Lomo'nun eğlendirdiği kesin:)

Erkekler Türk plajlarının “olmazsa olmaz”larından deve güreşi, adam boğmaca gibi sevilen deniz oyunlarını burada da birbir sergilediler. Bizden başka deve güreşi oynayan yoktu, İtalya’yı deve güreşi ile tanıştırdığımız için gururlandık:)


Asker arkadaşı pozu vermek, deve güreşi, adam boğmaca... Genetik kodlara işli sanırım, ille de yapılıyor bunlar:)

Poetto’da epeyce bir zaman, kapalı havaya rağmen, deniz keyfi yaptık. Sonra karınlar acıktı tabii, kullandığımız tesisin de öyle özel bir ambiansı yoktu, yemekleri de gördüğümüz kadarıyla klasik kafe yemekleri gibiydi. Şehir merkezinde, daha kendine özgü bir mekana gitmek daha cazip geldi.

Aynı araçla şehir merkezine geri döndük. Merkezdeki büyük meydanın kenarında sıralanmış tipik İtalyan restoranlarından gördüğümüz kadarıyla en bol kepçe görünenine oturduk. Bu arada güneş ortaya çıktı ve hava acaip ısındı. İtalya’da görünen o ki pizza hamurundan tasarruf yapılmıyor, pizzalar devasa boyutlarda. Bizim mideler artık fazlasıyla esnediği ve doyma hissimizi de büyük oranda yitirdiğimiz için her birimiz dev ebatlardaki bu pizzalardan istedik. Ve bir dilim dahi kalmamacasına bitirdik hepsini. Bu arada servis görevlilerinin rahatlığı ve yavaşlığı ilgi çekiciydi, restoran tıklım tıklım ama onlar inadına ağır. Aç insanın halinden anlamıyorlar:)

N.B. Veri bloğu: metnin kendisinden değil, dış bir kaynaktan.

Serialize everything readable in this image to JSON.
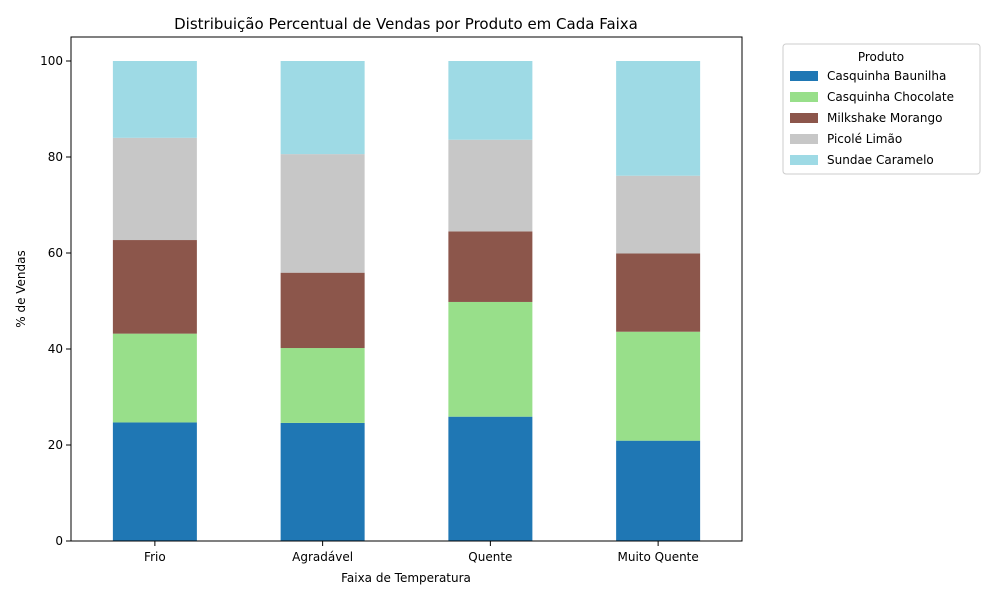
{
  "chart_data": {
    "type": "bar",
    "stacked": true,
    "title": "Distribuição Percentual de Vendas por Produto em Cada Faixa",
    "xlabel": "Faixa de Temperatura",
    "ylabel": "% de Vendas",
    "ylim": [
      0,
      105
    ],
    "yticks": [
      0,
      20,
      40,
      60,
      80,
      100
    ],
    "grid": false,
    "legend_title": "Produto",
    "legend_position": "outside-top-right",
    "categories": [
      "Frio",
      "Agradável",
      "Quente",
      "Muito Quente"
    ],
    "series": [
      {
        "name": "Casquinha Baunilha",
        "color": "#1f77b4",
        "values": [
          24.7,
          24.6,
          25.9,
          20.9
        ]
      },
      {
        "name": "Casquinha Chocolate",
        "color": "#98df8a",
        "values": [
          18.5,
          15.6,
          23.9,
          22.7
        ]
      },
      {
        "name": "Milkshake Morango",
        "color": "#8c564b",
        "values": [
          19.5,
          15.7,
          14.7,
          16.3
        ]
      },
      {
        "name": "Picolé Limão",
        "color": "#c7c7c7",
        "values": [
          21.3,
          24.7,
          19.1,
          16.2
        ]
      },
      {
        "name": "Sundae Caramelo",
        "color": "#9edae5",
        "values": [
          16.0,
          19.4,
          16.4,
          23.9
        ]
      }
    ]
  }
}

Meydanda yanyana dizilmiş restoranlar

Bu ton balıklı olan

Bu da tabaklardakileri yalayıp yuttuğumuzun ispatı:)

"Ichnusa" Sardunya Adası'nın üretimi olan bir bira

Yemekten sonra Cagliari’nin sokaklarında turladık. Artık aşinası olduğumuz şirin evler, ağaçlar, trafiğe kapalı, paket taşlı dar sokaklar... Sokak çalgıcıları, rahatlık, her ırktan insan... Burada da çok fazla Afrika kökenli insan var doğal olarak. Sardunya'da Majorka gibi Afrika ve Avrupa arasında geçit görevi görüyor.

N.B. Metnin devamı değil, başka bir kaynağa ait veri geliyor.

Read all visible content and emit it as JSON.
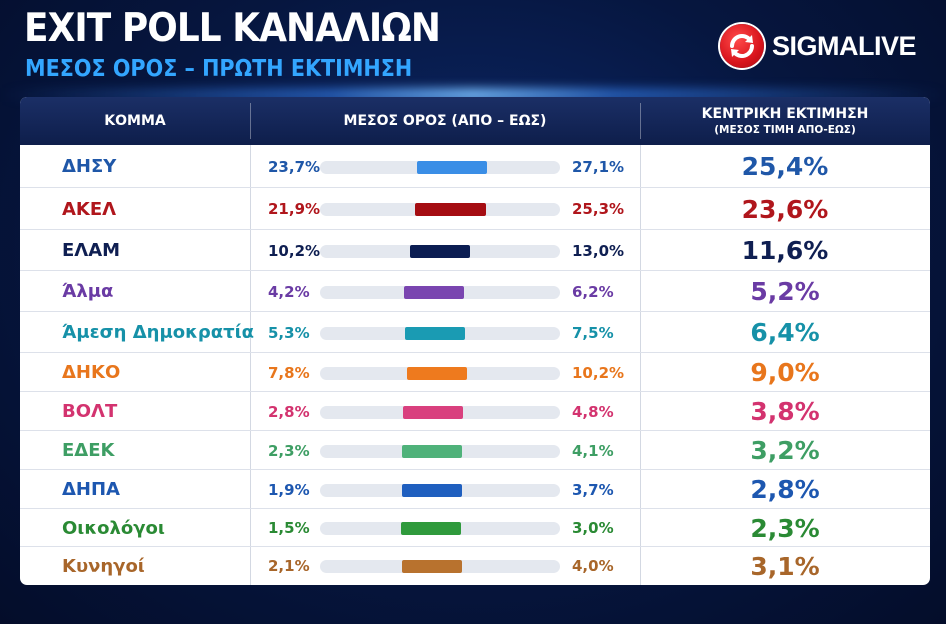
{
  "header": {
    "title": "EXIT POLL ΚΑΝΑΛΙΩΝ",
    "subtitle": "ΜΕΣΟΣ ΟΡΟΣ – ΠΡΩΤΗ ΕΚΤΙΜΗΣΗ",
    "brand": "SIGMALIVE"
  },
  "table": {
    "col_party": "ΚΟΜΜΑ",
    "col_range": "ΜΕΣΟΣ ΟΡΟΣ (ΑΠΟ – ΕΩΣ)",
    "col_center": "ΚΕΝΤΡΙΚΗ ΕΚΤΙΜΗΣΗ",
    "col_center_sub": "(ΜΕΣΟΣ ΤΙΜΗ ΑΠΟ-ΕΩΣ)"
  },
  "chart_data": {
    "type": "table",
    "unit": "%",
    "rows": [
      {
        "party": "ΔΗΣΥ",
        "low": 23.7,
        "high": 27.1,
        "center": 25.4,
        "low_label": "23,7%",
        "high_label": "27,1%",
        "center_label": "25,4%",
        "color": "#3a8ee6",
        "text_color": "#1f57a8"
      },
      {
        "party": "ΑΚΕΛ",
        "low": 21.9,
        "high": 25.3,
        "center": 23.6,
        "low_label": "21,9%",
        "high_label": "25,3%",
        "center_label": "23,6%",
        "color": "#a50d12",
        "text_color": "#b0161c"
      },
      {
        "party": "ΕΛΑΜ",
        "low": 10.2,
        "high": 13.0,
        "center": 11.6,
        "low_label": "10,2%",
        "high_label": "13,0%",
        "center_label": "11,6%",
        "color": "#0b1d52",
        "text_color": "#0f1f52"
      },
      {
        "party": "Άλμα",
        "low": 4.2,
        "high": 6.2,
        "center": 5.2,
        "low_label": "4,2%",
        "high_label": "6,2%",
        "center_label": "5,2%",
        "color": "#7a45b0",
        "text_color": "#6a3ba4"
      },
      {
        "party": "Άμεση Δημοκρατία",
        "low": 5.3,
        "high": 7.5,
        "center": 6.4,
        "low_label": "5,3%",
        "high_label": "7,5%",
        "center_label": "6,4%",
        "color": "#1a9bb3",
        "text_color": "#1691a8"
      },
      {
        "party": "ΔΗΚΟ",
        "low": 7.8,
        "high": 10.2,
        "center": 9.0,
        "low_label": "7,8%",
        "high_label": "10,2%",
        "center_label": "9,0%",
        "color": "#ee7a1e",
        "text_color": "#e8761c"
      },
      {
        "party": "ΒΟΛΤ",
        "low": 2.8,
        "high": 4.8,
        "center": 3.8,
        "low_label": "2,8%",
        "high_label": "4,8%",
        "center_label": "3,8%",
        "color": "#d9407e",
        "text_color": "#d3336f"
      },
      {
        "party": "ΕΔΕΚ",
        "low": 2.3,
        "high": 4.1,
        "center": 3.2,
        "low_label": "2,3%",
        "high_label": "4,1%",
        "center_label": "3,2%",
        "color": "#4fb27a",
        "text_color": "#3e9e64"
      },
      {
        "party": "ΔΗΠΑ",
        "low": 1.9,
        "high": 3.7,
        "center": 2.8,
        "low_label": "1,9%",
        "high_label": "3,7%",
        "center_label": "2,8%",
        "color": "#1f5fbf",
        "text_color": "#1d57b0"
      },
      {
        "party": "Οικολόγοι",
        "low": 1.5,
        "high": 3.0,
        "center": 2.3,
        "low_label": "1,5%",
        "high_label": "3,0%",
        "center_label": "2,3%",
        "color": "#2f9a3c",
        "text_color": "#2a8a34"
      },
      {
        "party": "Κυνηγοί",
        "low": 2.1,
        "high": 4.0,
        "center": 3.1,
        "low_label": "2,1%",
        "high_label": "4,0%",
        "center_label": "3,1%",
        "color": "#b8722e",
        "text_color": "#a8662a"
      }
    ]
  }
}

Sardunya meşhur Roma dondurmasını vatanında tattığım yer oldu [aslında Roma'yı beklemek gerekirdi tabii:)]. Dondurmacılar çok büyük ve onlarca çeşit var, aklınıza gelmeyecek şeylerin de dondurmalarını yapmışlar. Benim dondurma düşkünlüğüm hiç yok. Fakat yediğim çikolatalı dondurmanın hakkını teslim etmeliyim, enfesti.

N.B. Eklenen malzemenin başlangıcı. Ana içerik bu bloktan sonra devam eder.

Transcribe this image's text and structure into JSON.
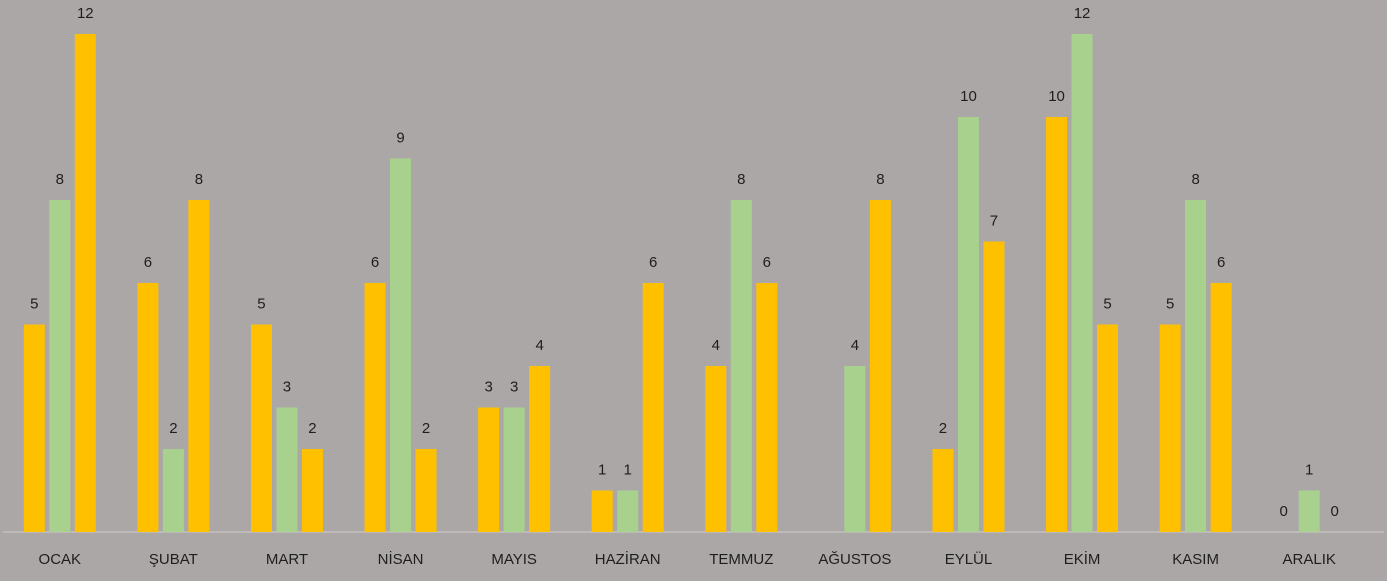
{
  "chart_data": {
    "type": "bar",
    "categories": [
      "OCAK",
      "ŞUBAT",
      "MART",
      "NİSAN",
      "MAYIS",
      "HAZİRAN",
      "TEMMUZ",
      "AĞUSTOS",
      "EYLÜL",
      "EKİM",
      "KASIM",
      "ARALIK"
    ],
    "series": [
      {
        "color": "#FFC000",
        "values": [
          5,
          6,
          5,
          6,
          3,
          1,
          4,
          null,
          2,
          10,
          5,
          0
        ]
      },
      {
        "color": "#A9D18E",
        "values": [
          8,
          2,
          3,
          9,
          3,
          1,
          8,
          4,
          10,
          12,
          8,
          1
        ]
      },
      {
        "color": "#FFC000",
        "values": [
          12,
          8,
          2,
          2,
          4,
          6,
          6,
          8,
          7,
          5,
          6,
          0
        ]
      }
    ],
    "ylim": [
      0,
      12
    ]
  }
}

Gemimize de dondurmalarımızı yalaya yalaya döndük. Ada'yı daha kapsamlı gezemediğimize, hele hele turkuaz denizli koylarını göremediğimize üzgünüz.



4 yorum:

cakiltasi dedi ki...

Sevgili başak,
Tam size göre bir rehber'in anılarını okudum. Gerçi siz bu geziye çıkmadan önce okumuş olsaydınız tam denk düşmüş olurdu. Senin bu yazı dizisi aklıma geldi. Kemal Suman'dan Kah orada Kah burada'yı okurken. Elbet okunacak çok şey var ancak aklınızda olsun. Rehberliğe gemi turlarına çıkarak başlamış. Çok keyifli, komik absürd hikayeleri var. Senin bir önceki yazında bahsettiğin Chopin hikayesinden o da bahsediyor:)

minimalist dedi ki...

İtalyanları görmek lazımdı deve güreşini seyrederken :)))

fotoğraf makinesi benim de çok ilgimi çekti; hem de ne kadar ucuz..

Ayşegül Taştaban Erzincanoğlu/ Behçet dedi ki...

Harika..hep gitmek istediğim ama nedense hepte gitmeyi ertelediğim bir yer...

Basak dedi ki...

Çakıltaşı kitabı not alıyorum. Rehber gözünden hayli ilginç olmalı...

Minimalist Lomoyu tavsiye ederim.

Ayşegül bir kaç gün kalırsan tam olur.